DocTalk is a web application designed to assist users in uploading medical reports (PDF or images) and extracting key information from them using advanced AI models. Users can ask questions about the reports and receive answers backed by an expert medical knowledge base. The app uses Google Gemini for AI vision tasks and Pinecone for retrieving relevant medical data.
- Medical Report Upload: Upload medical reports (PDF or image formats) and extract essential details.
- AI-powered Q&A: Ask questions about the medical report and get personalized responses using LangChain and Google Gemini AI.
- Editable Report Data: Users can edit the extracted data and input additional information such as patient symptoms, age, and gender.
- Dark Mode: The application supports dark mode for easier viewing during nighttime.
- Mobile and Desktop Support: The app is fully responsive and works well across desktop and mobile devices.
- Streamed AI Responses: Users receive real-time streaming answers from the LLM.
- Frontend: Next.js, TypeScript, TailwindCSS, ChatCNY for UI components
- Backend: API calls to Google Gemini AI and Pinecone
- Database: Pinecone for managing the medical knowledge base
- AI/ML: Google Gemini for vision tasks, LangChain for language model integration
- Deployment: Vercel
- Upload a Report: Users can select and upload a medical report in image or PDF format.

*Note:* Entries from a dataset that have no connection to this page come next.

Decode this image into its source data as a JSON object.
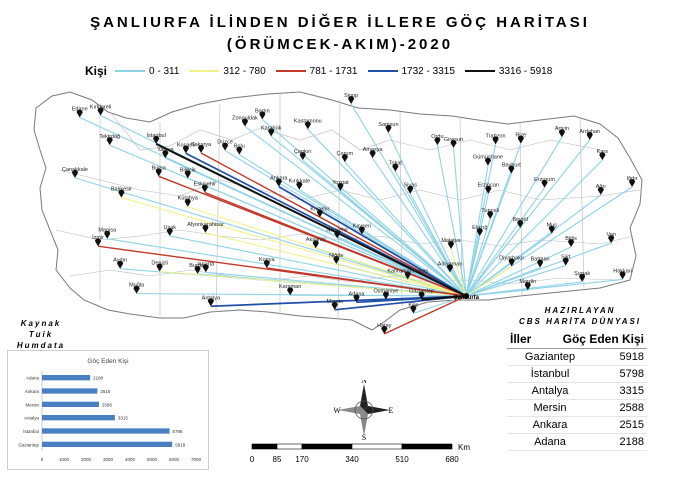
{
  "title": {
    "line1": "ŞANLIURFA İLİNDEN DİĞER İLLERE GÖÇ HARİTASI",
    "line2": "(ÖRÜMCEK-AKIM)-2020"
  },
  "legend": {
    "label": "Kişi",
    "classes": [
      {
        "range": "0 - 311",
        "color": "#8fd3e8"
      },
      {
        "range": "312 - 780",
        "color": "#f2f28a"
      },
      {
        "range": "781 - 1731",
        "color": "#c0392b"
      },
      {
        "range": "1732 - 3315",
        "color": "#1f4fa8"
      },
      {
        "range": "3316 - 5918",
        "color": "#111111"
      }
    ]
  },
  "credits": {
    "source": [
      "Kaynak",
      "Tuik",
      "Humdata"
    ],
    "author": [
      "HAZIRLAYAN",
      "CBS HARİTA DÜNYASI"
    ]
  },
  "origin": {
    "name": "Şanlıurfa",
    "lon": 38.79,
    "lat": 37.16
  },
  "cities": [
    {
      "name": "Kırklareli",
      "lon": 27.22,
      "lat": 41.73,
      "class": 1
    },
    {
      "name": "Edirne",
      "lon": 26.56,
      "lat": 41.68,
      "class": 1
    },
    {
      "name": "Tekirdağ",
      "lon": 27.51,
      "lat": 40.98,
      "class": 1
    },
    {
      "name": "İstanbul",
      "lon": 28.98,
      "lat": 41.01,
      "class": 5
    },
    {
      "name": "Kocaeli",
      "lon": 29.92,
      "lat": 40.77,
      "class": 4
    },
    {
      "name": "Sakarya",
      "lon": 30.4,
      "lat": 40.78,
      "class": 3
    },
    {
      "name": "Yalova",
      "lon": 29.27,
      "lat": 40.65,
      "class": 1
    },
    {
      "name": "Çanakkale",
      "lon": 26.41,
      "lat": 40.15,
      "class": 1
    },
    {
      "name": "Bursa",
      "lon": 29.06,
      "lat": 40.19,
      "class": 3
    },
    {
      "name": "Bilecik",
      "lon": 29.98,
      "lat": 40.14,
      "class": 1
    },
    {
      "name": "Balıkesir",
      "lon": 27.88,
      "lat": 39.65,
      "class": 2
    },
    {
      "name": "Kütahya",
      "lon": 29.98,
      "lat": 39.42,
      "class": 2
    },
    {
      "name": "Eskişehir",
      "lon": 30.52,
      "lat": 39.78,
      "class": 3
    },
    {
      "name": "Zonguldak",
      "lon": 31.79,
      "lat": 41.45,
      "class": 1
    },
    {
      "name": "Bartın",
      "lon": 32.34,
      "lat": 41.63,
      "class": 1
    },
    {
      "name": "Karabük",
      "lon": 32.62,
      "lat": 41.2,
      "class": 1
    },
    {
      "name": "Kastamonu",
      "lon": 33.78,
      "lat": 41.38,
      "class": 1
    },
    {
      "name": "Sinop",
      "lon": 35.15,
      "lat": 42.02,
      "class": 1
    },
    {
      "name": "Düzce",
      "lon": 31.16,
      "lat": 40.84,
      "class": 1
    },
    {
      "name": "Bolu",
      "lon": 31.61,
      "lat": 40.74,
      "class": 1
    },
    {
      "name": "Çankırı",
      "lon": 33.62,
      "lat": 40.6,
      "class": 1
    },
    {
      "name": "Çorum",
      "lon": 34.95,
      "lat": 40.55,
      "class": 1
    },
    {
      "name": "Samsun",
      "lon": 36.33,
      "lat": 41.29,
      "class": 1
    },
    {
      "name": "Amasya",
      "lon": 35.83,
      "lat": 40.65,
      "class": 1
    },
    {
      "name": "Tokat",
      "lon": 36.55,
      "lat": 40.31,
      "class": 1
    },
    {
      "name": "Ordu",
      "lon": 37.88,
      "lat": 40.98,
      "class": 1
    },
    {
      "name": "Giresun",
      "lon": 38.39,
      "lat": 40.91,
      "class": 1
    },
    {
      "name": "Trabzon",
      "lon": 39.72,
      "lat": 41.0,
      "class": 1
    },
    {
      "name": "Rize",
      "lon": 40.52,
      "lat": 41.02,
      "class": 1
    },
    {
      "name": "Artvin",
      "lon": 41.82,
      "lat": 41.18,
      "class": 1
    },
    {
      "name": "Ardahan",
      "lon": 42.7,
      "lat": 41.11,
      "class": 1
    },
    {
      "name": "Gümüşhane",
      "lon": 39.48,
      "lat": 40.46,
      "class": 1
    },
    {
      "name": "Bayburt",
      "lon": 40.22,
      "lat": 40.26,
      "class": 1
    },
    {
      "name": "Erzurum",
      "lon": 41.27,
      "lat": 39.9,
      "class": 1
    },
    {
      "name": "Kars",
      "lon": 43.1,
      "lat": 40.6,
      "class": 1
    },
    {
      "name": "Iğdır",
      "lon": 44.04,
      "lat": 39.92,
      "class": 1
    },
    {
      "name": "Ağrı",
      "lon": 43.05,
      "lat": 39.72,
      "class": 1
    },
    {
      "name": "Erzincan",
      "lon": 39.49,
      "lat": 39.75,
      "class": 1
    },
    {
      "name": "Tunceli",
      "lon": 39.55,
      "lat": 39.11,
      "class": 1
    },
    {
      "name": "Bingöl",
      "lon": 40.5,
      "lat": 38.88,
      "class": 1
    },
    {
      "name": "Muş",
      "lon": 41.5,
      "lat": 38.74,
      "class": 1
    },
    {
      "name": "Van",
      "lon": 43.38,
      "lat": 38.5,
      "class": 1
    },
    {
      "name": "Bitlis",
      "lon": 42.11,
      "lat": 38.4,
      "class": 1
    },
    {
      "name": "Elazığ",
      "lon": 39.22,
      "lat": 38.68,
      "class": 1
    },
    {
      "name": "Sivas",
      "lon": 37.02,
      "lat": 39.75,
      "class": 1
    },
    {
      "name": "Kırıkkale",
      "lon": 33.51,
      "lat": 39.85,
      "class": 1
    },
    {
      "name": "Ankara",
      "lon": 32.86,
      "lat": 39.93,
      "class": 4
    },
    {
      "name": "Kırşehir",
      "lon": 34.16,
      "lat": 39.15,
      "class": 1
    },
    {
      "name": "Yozgat",
      "lon": 34.81,
      "lat": 39.82,
      "class": 1
    },
    {
      "name": "Nevşehir",
      "lon": 34.71,
      "lat": 38.62,
      "class": 1
    },
    {
      "name": "Kayseri",
      "lon": 35.49,
      "lat": 38.72,
      "class": 2
    },
    {
      "name": "Malatya",
      "lon": 38.31,
      "lat": 38.35,
      "class": 2
    },
    {
      "name": "Aksaray",
      "lon": 34.03,
      "lat": 38.37,
      "class": 1
    },
    {
      "name": "Afyonkarahisar",
      "lon": 30.54,
      "lat": 38.76,
      "class": 2
    },
    {
      "name": "Uşak",
      "lon": 29.41,
      "lat": 38.68,
      "class": 1
    },
    {
      "name": "Manisa",
      "lon": 27.43,
      "lat": 38.61,
      "class": 1
    },
    {
      "name": "İzmir",
      "lon": 27.14,
      "lat": 38.42,
      "class": 3
    },
    {
      "name": "Aydın",
      "lon": 27.84,
      "lat": 37.85,
      "class": 1
    },
    {
      "name": "Denizli",
      "lon": 29.09,
      "lat": 37.78,
      "class": 2
    },
    {
      "name": "Muğla",
      "lon": 28.36,
      "lat": 37.22,
      "class": 1
    },
    {
      "name": "Burdur",
      "lon": 30.29,
      "lat": 37.72,
      "class": 1
    },
    {
      "name": "Isparta",
      "lon": 30.55,
      "lat": 37.76,
      "class": 1
    },
    {
      "name": "Antalya",
      "lon": 30.71,
      "lat": 36.9,
      "class": 4
    },
    {
      "name": "Konya",
      "lon": 32.48,
      "lat": 37.87,
      "class": 3
    },
    {
      "name": "Karaman",
      "lon": 33.22,
      "lat": 37.18,
      "class": 1
    },
    {
      "name": "Mersin",
      "lon": 34.63,
      "lat": 36.81,
      "class": 4
    },
    {
      "name": "Niğde",
      "lon": 34.68,
      "lat": 37.97,
      "class": 1
    },
    {
      "name": "Adana",
      "lon": 35.32,
      "lat": 37.0,
      "class": 4
    },
    {
      "name": "Osmaniye",
      "lon": 36.25,
      "lat": 37.07,
      "class": 1
    },
    {
      "name": "Kahramanmaraş",
      "lon": 36.94,
      "lat": 37.58,
      "class": 2
    },
    {
      "name": "Hatay",
      "lon": 36.2,
      "lat": 36.2,
      "class": 3
    },
    {
      "name": "Kilis",
      "lon": 37.12,
      "lat": 36.72,
      "class": 1
    },
    {
      "name": "Gaziantep",
      "lon": 37.38,
      "lat": 37.07,
      "class": 5
    },
    {
      "name": "Adıyaman",
      "lon": 38.28,
      "lat": 37.76,
      "class": 2
    },
    {
      "name": "Diyarbakır",
      "lon": 40.23,
      "lat": 37.91,
      "class": 2
    },
    {
      "name": "Batman",
      "lon": 41.13,
      "lat": 37.88,
      "class": 1
    },
    {
      "name": "Siirt",
      "lon": 41.94,
      "lat": 37.93,
      "class": 1
    },
    {
      "name": "Mardin",
      "lon": 40.74,
      "lat": 37.31,
      "class": 1
    },
    {
      "name": "Şırnak",
      "lon": 42.46,
      "lat": 37.52,
      "class": 1
    },
    {
      "name": "Hakkari",
      "lon": 43.74,
      "lat": 37.58,
      "class": 1
    }
  ],
  "summary_table": {
    "headers": [
      "İller",
      "Göç Eden Kişi"
    ],
    "rows": [
      [
        "Gaziantep",
        "5918"
      ],
      [
        "İstanbul",
        "5798"
      ],
      [
        "Antalya",
        "3315"
      ],
      [
        "Mersin",
        "2588"
      ],
      [
        "Ankara",
        "2515"
      ],
      [
        "Adana",
        "2188"
      ]
    ]
  },
  "chart_data": {
    "type": "bar",
    "title": "Göç Eden Kişi",
    "categories": [
      "Adana",
      "Ankara",
      "Mersin",
      "Antalya",
      "İstanbul",
      "Gaziantep"
    ],
    "values": [
      2188,
      2515,
      2588,
      3315,
      5798,
      5918
    ],
    "xlim": [
      0,
      7000
    ],
    "xticks": [
      "0",
      "1000",
      "2000",
      "3000",
      "4000",
      "5000",
      "6000",
      "7000"
    ],
    "bar_color": "#4a7fc1",
    "grid": false
  },
  "scale_bar": {
    "unit": "Km",
    "ticks": [
      "0",
      "85",
      "170",
      "340",
      "510",
      "680"
    ]
  },
  "compass": {
    "n": "N",
    "s": "S",
    "e": "E",
    "w": "W"
  }
}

- Data Extraction: The app extracts key data from the report using Google Gemini Vision capabilities.
- Personalization: The user can edit the extracted data, input patient symptoms, and correct any inaccuracies.
- Q&A: Users can ask questions based on the report, and the system provides answers by querying Pinecone's knowledge base and generating a response through Google Gemini.
- Real-time Recommendations: Get personalized medical insights like potential diagnoses, further tests, or expert recommendations.
- Node.js
- NPM or Yarn
- Pinecone API key
- Google Gemini API key
-
Clone the repository:
git clone https://github.com/your-username/DocTalk.git
-
Install dependencies:
cd DocTalk npm install
-
Set up environment variables: Create a
.env
file in the project root and add your API keys:NEXT_PUBLIC_GEMINI_API_KEY=your-gemini-api-key NEXT_PUBLIC_PINECONE_API_KEY=your-pinecone-api-key
-
Run the development server:
npm run dev
Open http://localhost:3000 to view the app.
- Upload a medical report (PDF or image).
- Wait for the report to be processed and extracted.
- Edit the extracted information if necessary (e.g., add patient symptoms, correct report details).
- Ask questions related to the report and receive AI-powered responses in real-time.
- PDF Compression: Client-side compression for PDFs will be implemented in the future to reduce file size without compromising on report extraction quality.
- Enhanced Error Handling: Provide detailed user feedback for API errors and file type validation.
- Multiple Report Support: Extend functionality to allow the upload of multiple reports simultaneously.
Feel free to submit issues or pull requests if you have ideas for improvements or encounter any bugs.
This project is licensed under the MIT License - see the LICENSE file for details.